Another notable trend is the maturation of the Managed Device-as-a-Service (MDaaS) model. This approach has evolved into an essential environmental strategy, where enterprises outsource the entire device lifecycle, ensuring refurbishment and effective reverse logistics. Successful companies are leveraging these arrangements to reintegrate assets into the value chain through certified refurbishment, significantly reducing electronic waste. However, the widespread adoption of MDaaS remains limited, and the verification of these circular supply chains is still lacking robust third-party oversight.

Perhaps the most promising development is the emergence of green software engineering (GSE). This year marked a shift in focus from hardware alone, with organisations beginning to measure the energy consumption of code. Optimising algorithms and refactoring applications have become strategies to reduce reliance on resource-heavy computing. A significant milestone was the release of the W3C Web Sustainability Guidelines (WSG) Draft Note, which outlines structured best practices for minimising the environmental footprint of web products and services.
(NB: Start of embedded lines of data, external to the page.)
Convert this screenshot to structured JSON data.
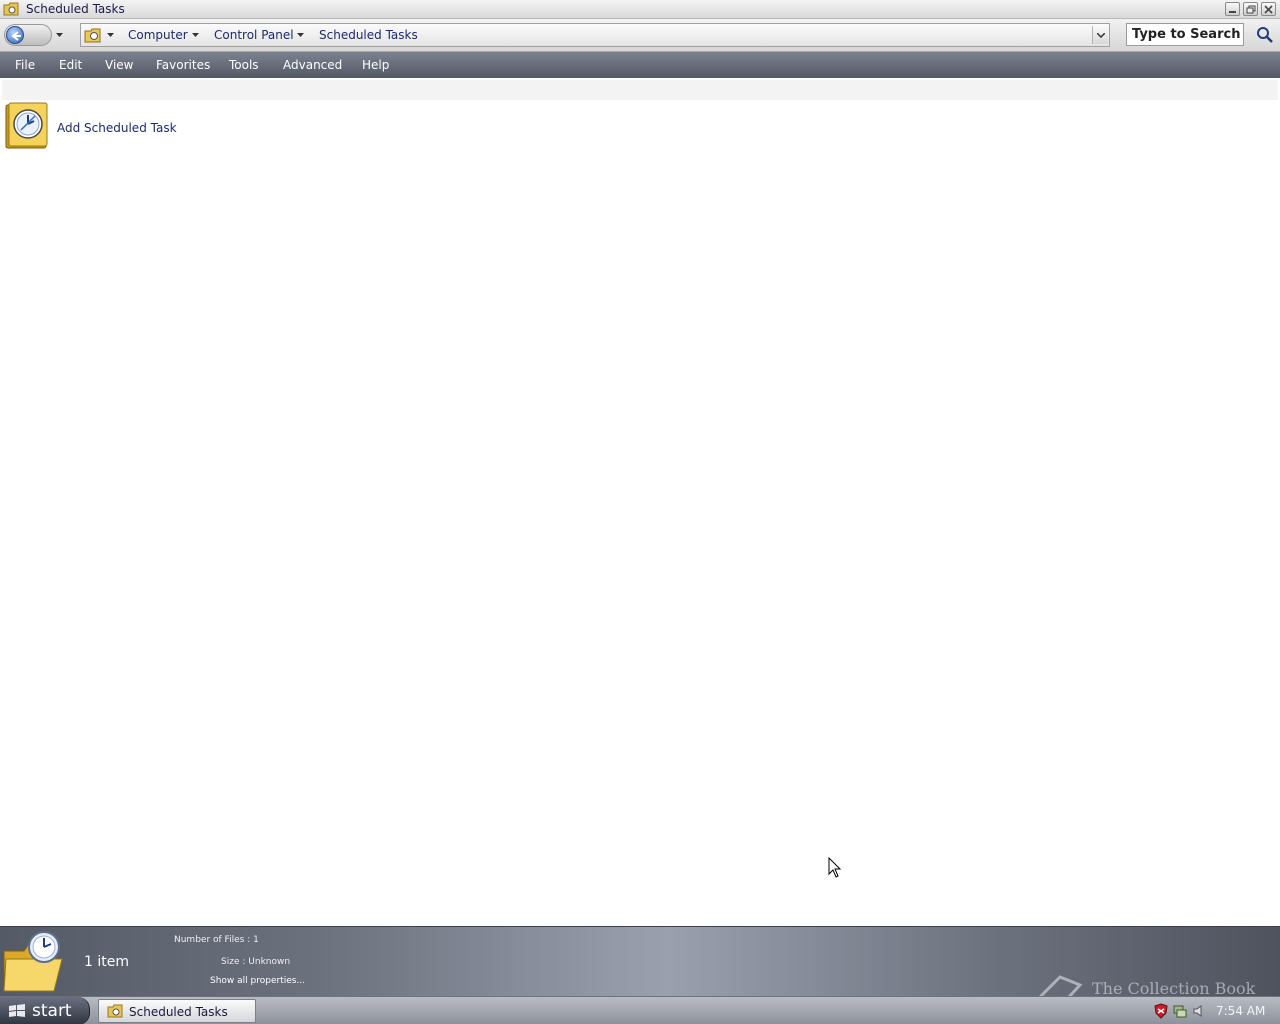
{
  "window": {
    "title": "Scheduled Tasks",
    "icon": "scheduled-tasks-folder-icon"
  },
  "addressbar": {
    "crumbs": [
      "Computer",
      "Control Panel",
      "Scheduled Tasks"
    ],
    "search_placeholder": "Type to Search"
  },
  "menu": {
    "items": [
      "File",
      "Edit",
      "View",
      "Favorites",
      "Tools",
      "Advanced",
      "Help"
    ]
  },
  "content": {
    "items": [
      {
        "label": "Add Scheduled Task",
        "icon": "add-scheduled-task-icon"
      }
    ]
  },
  "details": {
    "count": "1 item",
    "properties": [
      {
        "key": "Number of Files",
        "value": "1"
      },
      {
        "key": "Size",
        "value": "Unknown"
      }
    ],
    "show_all": "Show all properties...",
    "watermark": "The Collection Book"
  },
  "taskbar": {
    "start_label": "start",
    "task_button": "Scheduled Tasks",
    "clock": "7:54 AM"
  },
  "colors": {
    "menubar": "#5f6471",
    "link_text": "#1e2a6a",
    "details_bg": "#7a7f8c"
  }
}
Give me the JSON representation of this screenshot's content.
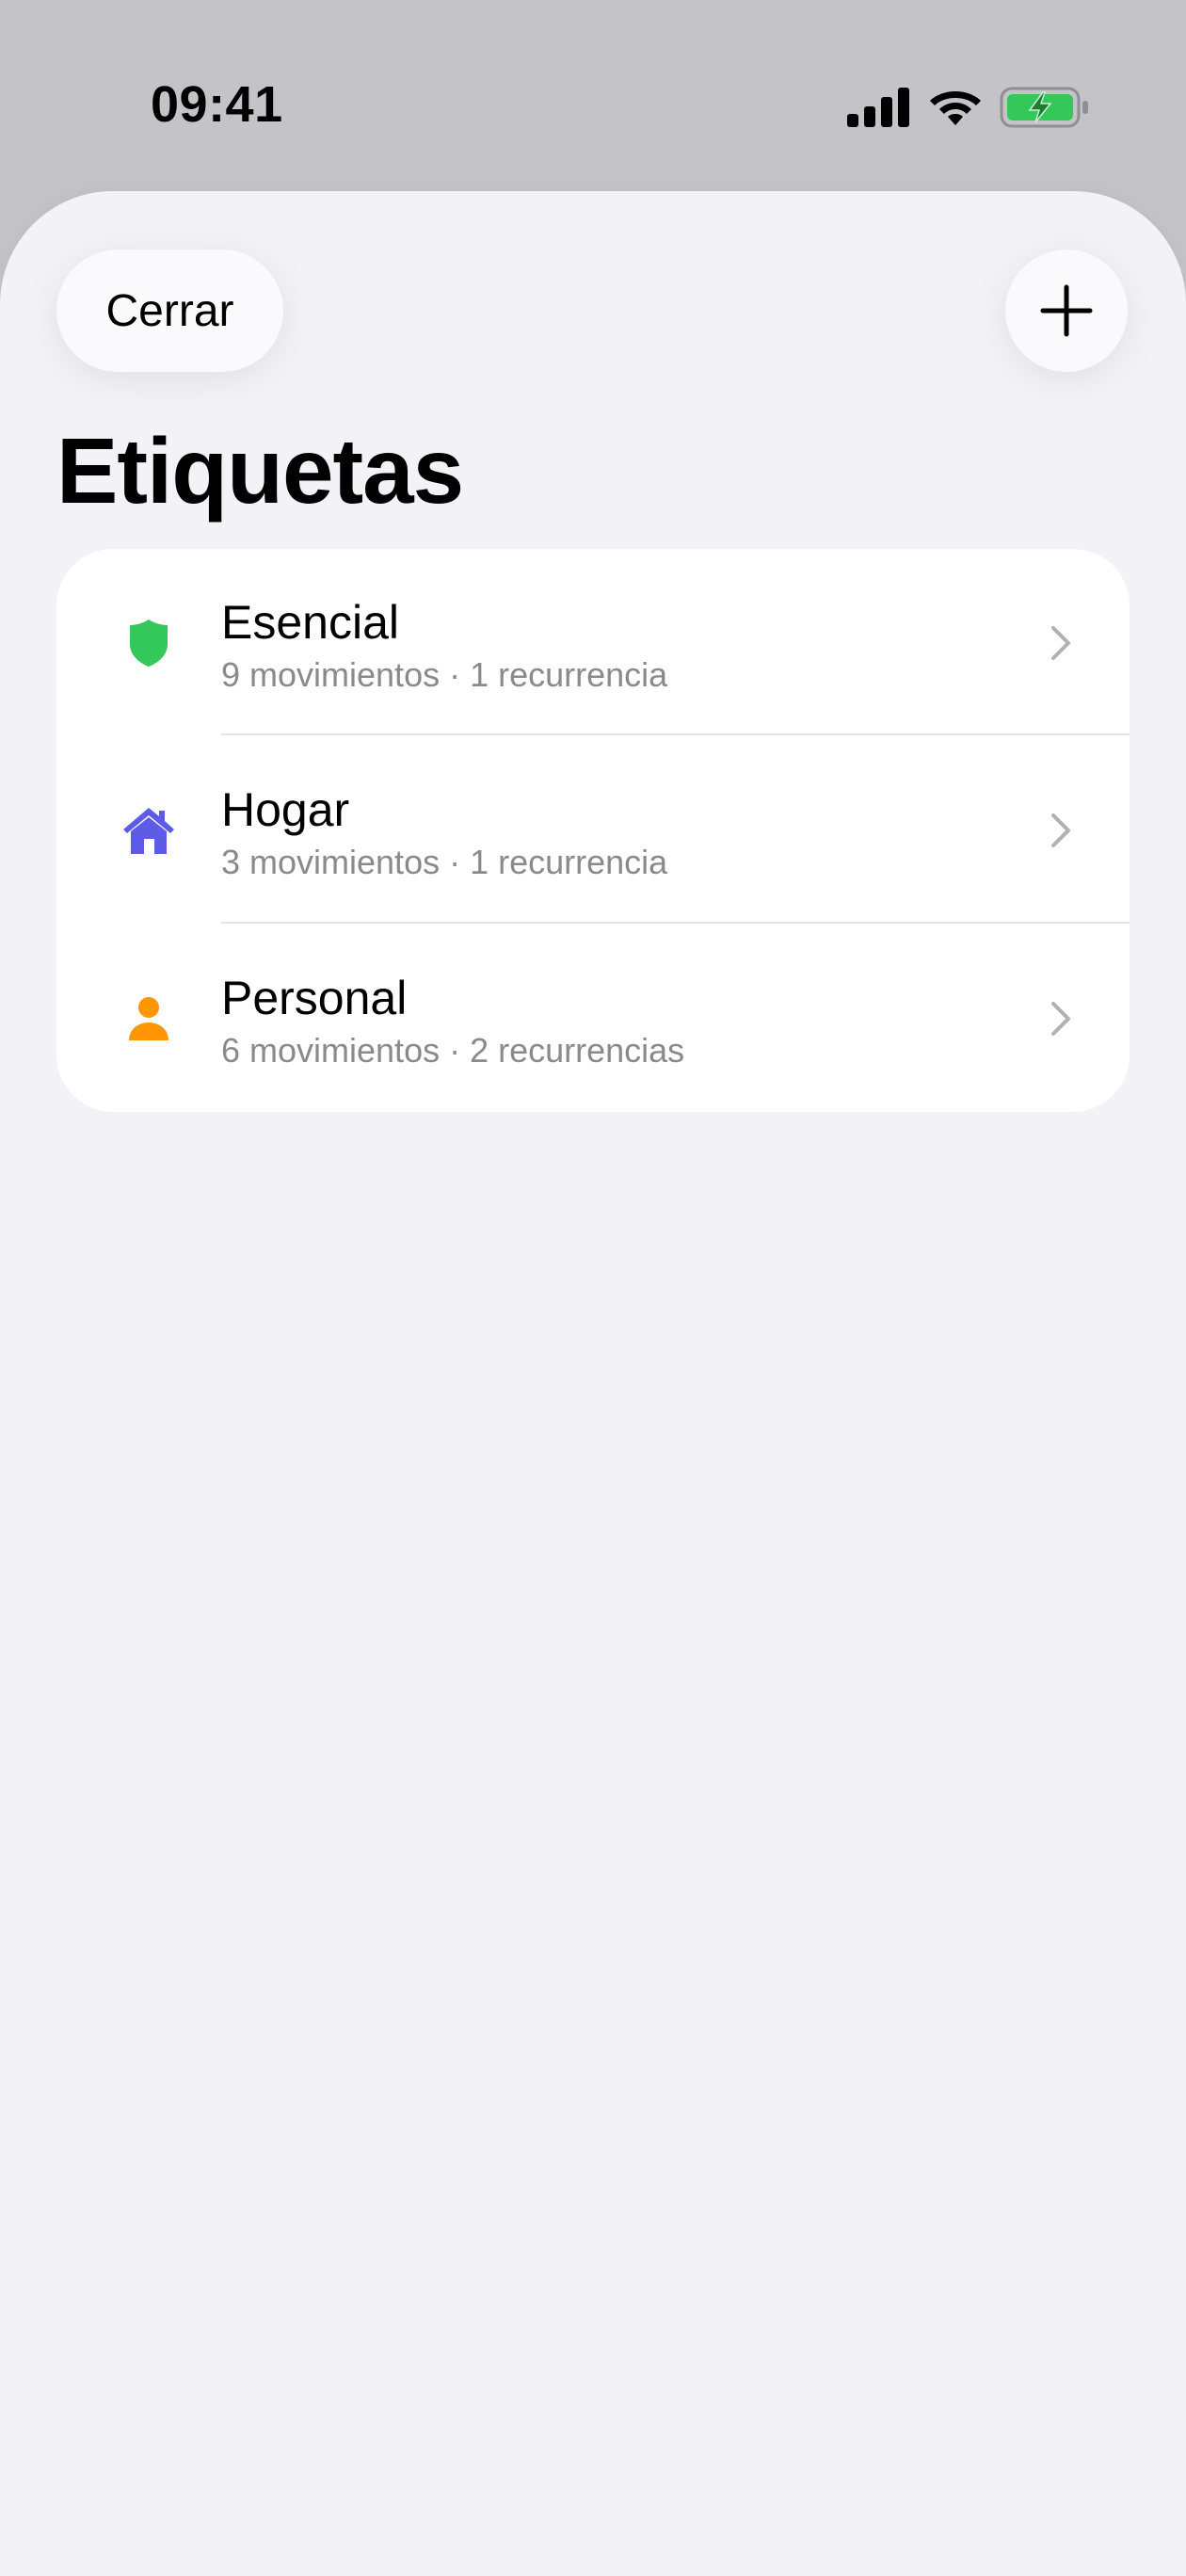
{
  "status_bar": {
    "time": "09:41",
    "icons": [
      "cellular-signal-icon",
      "wifi-icon",
      "battery-charging-icon"
    ],
    "battery_color": "#34c759"
  },
  "header": {
    "close_label": "Cerrar",
    "add_icon": "plus-icon",
    "title": "Etiquetas"
  },
  "tags": [
    {
      "name": "Esencial",
      "meta": "9 movimientos · 1 recurrencia",
      "icon": "shield-icon",
      "color": "#34c759"
    },
    {
      "name": "Hogar",
      "meta": "3 movimientos · 1 recurrencia",
      "icon": "house-icon",
      "color": "#5e5ce6"
    },
    {
      "name": "Personal",
      "meta": "6 movimientos · 2 recurrencias",
      "icon": "person-icon",
      "color": "#ff9500"
    }
  ]
}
Addressing Gaps in Sustainability Efforts

Despite these advancements, 2025 also exposed critical gaps that could impede progress towards net-zero goals. One major challenge remains the measurement and reduction of Scope 3 emissions, particularly those arising from purchased goods and asset end-of-life processes. Many enterprises continue to depend on aggregated, industry-average supplier data, which is neither auditable nor sufficient for compliance with emerging regulations. The absence of granular product carbon footprints (PCF) from vendors hampers efforts to accurately assess and disclose emissions. This issue is compounded by the complexities of global supply chains, where suppliers are often reluctant to share detailed data due to competitive concerns.

Another pressing issue is the energy demand associated with generative AI. While AI offers the potential for optimising sustainability efforts, the immediate energy requirements of Large Language Models (LLMs) create a significant “energy debt.” The rapid adoption of AI technologies, combined with the high-performance computing resources necessary for their operation, risks negating environmental gains achieved elsewhere. Enterprises face a governance challenge, deploying AI solutions without comprehensive policies addressing model selection, inference efficiency, or resource decommissioning. Most organisations remain focused on achieving initial ROI metrics, relegating energy efficiency to a secondary priority.
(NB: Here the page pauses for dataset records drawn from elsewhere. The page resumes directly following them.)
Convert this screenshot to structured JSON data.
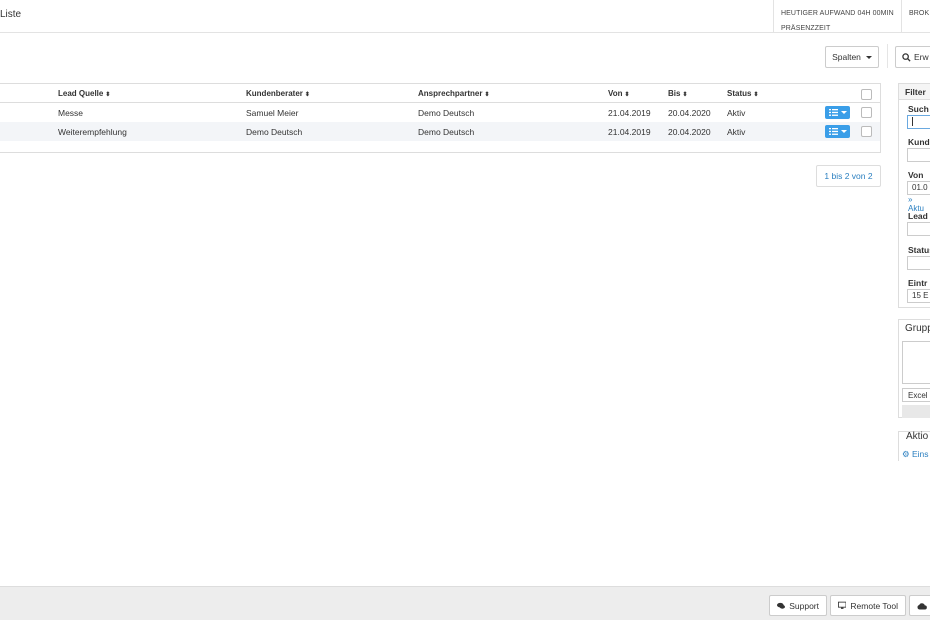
{
  "header": {
    "title": "Liste",
    "aufwand_line1": "HEUTIGER AUFWAND 04H 00MIN",
    "aufwand_line2": "PRÄSENZZEIT",
    "broker_label": "BROK"
  },
  "toolbar": {
    "spalten_label": "Spalten",
    "erweitert_label": "Erw"
  },
  "table": {
    "columns": [
      "Lead Quelle",
      "Kundenberater",
      "Ansprechpartner",
      "Von",
      "Bis",
      "Status"
    ],
    "rows": [
      {
        "lead_quelle": "Messe",
        "kundenberater": "Samuel Meier",
        "ansprechpartner": "Demo Deutsch",
        "von": "21.04.2019",
        "bis": "20.04.2020",
        "status": "Aktiv"
      },
      {
        "lead_quelle": "Weiterempfehlung",
        "kundenberater": "Demo Deutsch",
        "ansprechpartner": "Demo Deutsch",
        "von": "21.04.2019",
        "bis": "20.04.2020",
        "status": "Aktiv"
      }
    ]
  },
  "pager": {
    "label": "1 bis 2 von 2"
  },
  "filter": {
    "title": "Filter",
    "suche_label": "Such",
    "kunde_label": "Kund",
    "von_label": "Von",
    "von_value": "01.0",
    "aktuell_link": "» Aktu",
    "lead_label": "Lead",
    "status_label": "Status",
    "eintraege_label": "Eintr",
    "eintraege_value": "15 E"
  },
  "gruppe": {
    "title": "Grupp",
    "export_value": "Excel"
  },
  "aktion": {
    "title": "Aktio",
    "link": "Eins"
  },
  "footer": {
    "support_label": "Support",
    "remote_label": "Remote Tool"
  },
  "colors": {
    "accent": "#3a9ee8",
    "link": "#2a7fc0",
    "row_alt": "#f3f5f8",
    "footer_bg": "#ededed"
  }
}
Looking ahead to 2026, the IT Sustainability Think Tank emphasises the need to transition from merely identifying issues to actively addressing the gaps that hinder progress. Prioritising accurate data collection, enforcing necessary discipline, and managing the growing energy demands of AI must become integral components of future business resilience. As 2025 demonstrated, sustainability has transitioned into a core responsibility for corporate boards. The upcoming year must focus on translating these early efforts into full accountability, moving beyond aspirational goals to concrete, verifiable actions.